In those instances in which no clear cause of death is
demonstrated, estimating risks in next pregnancies for
couples who have had a stillbirth or other adverse
outcome must be based on empiric (population based)
experience. Most of the data related to such estimates
derive from studies more than 3 decades old. Goldenberg
et al. have looked at one piece of the stillbirth
experience and have analyzed outcomes of subsequent
pregnancies. After a second trimester loss, the next
pregnancy resulted in stillbirth in 5% of couples as well
as increased risks for neonatal death (6%) and
prematurity (approximately tripled). One might use those
figures in counseling families with a loss between 13 and
22 weeks gestation. Unfortunately virtually nothing was
done to determine cause in either the index pregnancies
or the subsequent adverse outcomes, so that little more
can be said about genetic based risks, preventability
etc.
Intrauterine fetal death: Medico-nursing and
psychosocial considerations for the childbearing patient.

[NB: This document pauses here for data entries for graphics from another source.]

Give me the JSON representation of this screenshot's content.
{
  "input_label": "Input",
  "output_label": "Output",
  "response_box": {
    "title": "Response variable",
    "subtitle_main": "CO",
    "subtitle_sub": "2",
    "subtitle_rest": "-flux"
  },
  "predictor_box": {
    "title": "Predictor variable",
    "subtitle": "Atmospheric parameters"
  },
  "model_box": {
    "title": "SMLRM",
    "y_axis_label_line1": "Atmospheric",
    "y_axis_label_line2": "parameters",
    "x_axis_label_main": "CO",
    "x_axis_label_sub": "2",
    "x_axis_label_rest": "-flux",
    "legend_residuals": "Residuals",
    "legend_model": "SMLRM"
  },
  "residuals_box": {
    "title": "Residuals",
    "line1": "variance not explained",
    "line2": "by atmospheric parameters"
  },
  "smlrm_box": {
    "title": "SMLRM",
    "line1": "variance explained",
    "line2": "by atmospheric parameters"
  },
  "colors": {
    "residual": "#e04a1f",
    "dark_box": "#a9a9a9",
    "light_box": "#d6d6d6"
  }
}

Maurer MC. J perinatol 13:36-45, 1993.
The title is far better than the contents. This
article does contain some reasonable summaries of medical
nursing care of the mother during the process of giving
birth to a stillborn baby. It uses the 'Snyder trajectory
model' of pregnancy to explain what happens to mothers
psychologically; the model is so simplistic and
self-evident as to be completely unhelpful. Fathers are
barely mentioned. Little is said about need to understand
the cause of a stillbirth and virtually nothing regarding
the nurse's role in educating parents about the
importance for etiologic evaluation.